Ottawa City Councillor
- In office December 1, 2010 – November 15, 2022
- Preceded by: Gord Hunter
- Succeeded by: Sean Devine
- Constituency: Knoxdale-Merivale Ward

Personal details
- Born: January 20, 1962 (age 64) Montreal, Quebec, Canada
- Spouse: Kristen Douglas (m. 1989)
- Children: 3
- Alma mater: University of Ottawa

= Keith Egli =

Canadian politician (born 1962)

Keith Egli (born January 20, 1962) was the Ottawa city councillor for Knoxdale-Merivale Ward from 2010 to 2022. He won the ward in the 2010 Ottawa municipal election, which was vacated by the retiring Gord Hunter.

==Background==
Egli was born in Montreal and moved to Ottawa as a teenager.

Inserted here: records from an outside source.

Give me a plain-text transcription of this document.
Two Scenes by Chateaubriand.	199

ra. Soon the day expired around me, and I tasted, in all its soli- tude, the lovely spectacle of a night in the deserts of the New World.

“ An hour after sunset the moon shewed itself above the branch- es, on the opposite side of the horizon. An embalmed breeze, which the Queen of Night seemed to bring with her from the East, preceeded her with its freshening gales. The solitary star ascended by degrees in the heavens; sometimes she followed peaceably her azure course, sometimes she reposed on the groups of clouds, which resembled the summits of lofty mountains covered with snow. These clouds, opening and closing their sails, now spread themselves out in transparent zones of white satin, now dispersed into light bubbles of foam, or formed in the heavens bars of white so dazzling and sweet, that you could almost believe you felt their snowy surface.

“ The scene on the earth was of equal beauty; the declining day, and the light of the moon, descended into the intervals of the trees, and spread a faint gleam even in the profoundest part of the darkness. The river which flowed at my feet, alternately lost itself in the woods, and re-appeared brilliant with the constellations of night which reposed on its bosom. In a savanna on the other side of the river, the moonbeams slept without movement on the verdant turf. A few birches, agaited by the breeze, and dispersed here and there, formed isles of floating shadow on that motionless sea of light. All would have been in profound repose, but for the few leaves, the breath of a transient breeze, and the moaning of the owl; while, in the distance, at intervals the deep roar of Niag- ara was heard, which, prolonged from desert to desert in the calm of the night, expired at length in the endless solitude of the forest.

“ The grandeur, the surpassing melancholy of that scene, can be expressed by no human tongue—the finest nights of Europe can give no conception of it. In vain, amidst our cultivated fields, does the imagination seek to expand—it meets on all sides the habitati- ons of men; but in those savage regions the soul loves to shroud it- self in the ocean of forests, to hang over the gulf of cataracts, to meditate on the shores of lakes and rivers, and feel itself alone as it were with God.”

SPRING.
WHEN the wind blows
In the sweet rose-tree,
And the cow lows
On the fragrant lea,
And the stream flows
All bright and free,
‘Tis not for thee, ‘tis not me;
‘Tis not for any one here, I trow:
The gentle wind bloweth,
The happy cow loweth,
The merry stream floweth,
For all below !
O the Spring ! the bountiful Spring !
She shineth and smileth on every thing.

He graduated from St. Pius X High School in Ottawa. He received a BA in Sociology and a law degree from the University of Ottawa. Prior to his election, he was a lawyer and mediator in Ottawa for twenty years. He is also a labour relations specialist.

==Politics==
Egli was first elected in 2010. His first election featured a crowded field of nine candidates, including Green Party activist James O'Grady and former Ontario Liberal candidate Rod Vanier. Egli was re-elected by a large margin in 2014. Egli was re-elected for the final time in 2018, beating his closest opponent, real-estate agent James Dean by over 4,000 votes. Egli endorsed Jim Watson for mayor in the 2018 Ottawa municipal election.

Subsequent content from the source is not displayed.